Teodorin Obiang conteste tout caractère illégal des sommes consacrées à ses dépenses en France et ses avocats dénoncent un "procès politique" visant à déstabiliser le régime de Malabo.

Mais le procureur a pour sa part estimé que si l'on pouvait adresser un reproche à la France et à sa justice, c'était d'avoir trop longtemps considéré ce type de dépenses et d'investissements avec un "regard pudique".

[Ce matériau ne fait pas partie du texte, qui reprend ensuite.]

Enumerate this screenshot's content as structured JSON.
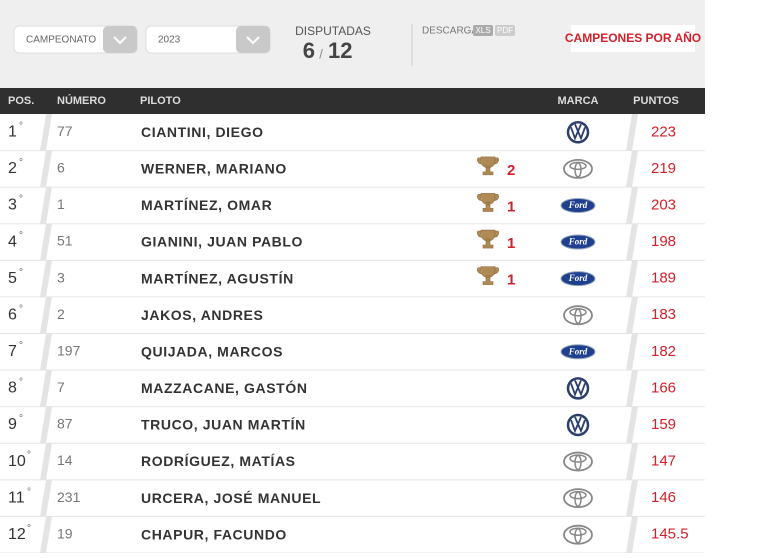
{
  "filters": {
    "championship": "CAMPEONATO",
    "year": "2023"
  },
  "races": {
    "label": "DISPUTADAS",
    "played": 6,
    "separator": "/",
    "total": 12
  },
  "download": {
    "label": "DESCARGAR",
    "formats": [
      "XLS",
      "PDF"
    ]
  },
  "champions_button": "CAMPEONES POR AÑO",
  "table": {
    "columns": [
      "POS.",
      "NÚMERO",
      "PILOTO",
      "MARCA",
      "PUNTOS"
    ],
    "ordinal_mark": "°",
    "rows": [
      {
        "pos": 1,
        "number": 77,
        "driver": "CIANTINI, DIEGO",
        "wins": null,
        "brand": "VW",
        "points": 223
      },
      {
        "pos": 2,
        "number": 6,
        "driver": "WERNER, MARIANO",
        "wins": 2,
        "brand": "Toyota",
        "points": 219
      },
      {
        "pos": 3,
        "number": 1,
        "driver": "MARTÍNEZ, OMAR",
        "wins": 1,
        "brand": "Ford",
        "points": 203
      },
      {
        "pos": 4,
        "number": 51,
        "driver": "GIANINI, JUAN PABLO",
        "wins": 1,
        "brand": "Ford",
        "points": 198
      },
      {
        "pos": 5,
        "number": 3,
        "driver": "MARTÍNEZ, AGUSTÍN",
        "wins": 1,
        "brand": "Ford",
        "points": 189
      },
      {
        "pos": 6,
        "number": 2,
        "driver": "JAKOS, ANDRES",
        "wins": null,
        "brand": "Toyota",
        "points": 183
      },
      {
        "pos": 7,
        "number": 197,
        "driver": "QUIJADA, MARCOS",
        "wins": null,
        "brand": "Ford",
        "points": 182
      },
      {
        "pos": 8,
        "number": 7,
        "driver": "MAZZACANE, GASTÓN",
        "wins": null,
        "brand": "VW",
        "points": 166
      },
      {
        "pos": 9,
        "number": 87,
        "driver": "TRUCO, JUAN MARTÍN",
        "wins": null,
        "brand": "VW",
        "points": 159
      },
      {
        "pos": 10,
        "number": 14,
        "driver": "RODRÍGUEZ, MATÍAS",
        "wins": null,
        "brand": "Toyota",
        "points": 147
      },
      {
        "pos": 11,
        "number": 231,
        "driver": "URCERA, JOSÉ MANUEL",
        "wins": null,
        "brand": "Toyota",
        "points": 146
      },
      {
        "pos": 12,
        "number": 19,
        "driver": "CHAPUR, FACUNDO",
        "wins": null,
        "brand": "Toyota",
        "points": 145.5
      }
    ]
  }
}
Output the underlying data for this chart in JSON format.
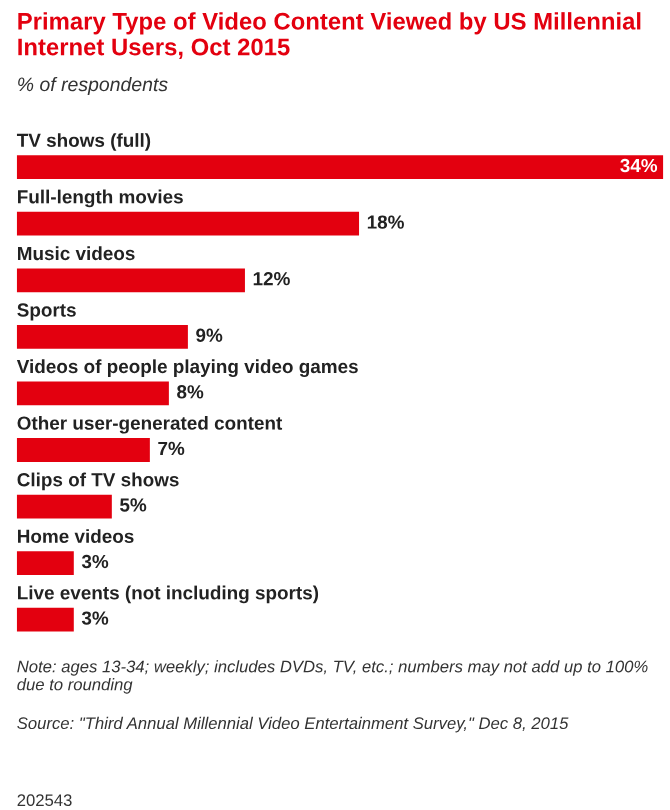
{
  "chart_data": {
    "type": "bar",
    "orientation": "horizontal",
    "title": "Primary Type of Video Content Viewed by US Millennial Internet Users, Oct 2015",
    "subtitle": "% of respondents",
    "categories": [
      "TV shows (full)",
      "Full-length movies",
      "Music videos",
      "Sports",
      "Videos of people playing video games",
      "Other user-generated content",
      "Clips of TV shows",
      "Home videos",
      "Live events (not including sports)"
    ],
    "values": [
      34,
      18,
      12,
      9,
      8,
      7,
      5,
      3,
      3
    ],
    "value_labels": [
      "34%",
      "18%",
      "12%",
      "9%",
      "8%",
      "7%",
      "5%",
      "3%",
      "3%"
    ],
    "color": "#e3000f",
    "annotations": [
      "Note: ages 13-34; weekly; includes DVDs, TV, etc.; numbers may not add up to 100% due to rounding",
      "Source: \"Third Annual Millennial Video Entertainment Survey,\" Dec 8, 2015",
      "202543"
    ]
  }
}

"Pendant des années on a fermé les yeux, je le reconnais", a déclaré Jean-Yves Lourgouilloux. "Pendant des années, c'était l'impunité absolue."

Au-delà du cas équato-guinéen, l'enquête sur les "biens mal acquis" vise notamment les familles d'Ali Bongo (Gabon) et de Denis Sassou Nguesso (Congo-Brazzaville), qui possèdent respectivement à Paris 39 et 24 propriétés immobilières de luxe, et environ 200 comptes bancaires au total, selon la police.

Selon une source judiciaire, la fille et le gendre de Denis Sassou-Nguesso, Julienne Sassou-Nguesso et Guy Johnson, ont été mis en examen le 20 juin pour blanchiment de fonds publics. C'est la troisième mise en examen dans ce volet, après celle du neveu du président congolais, Wilfrid Nguesso.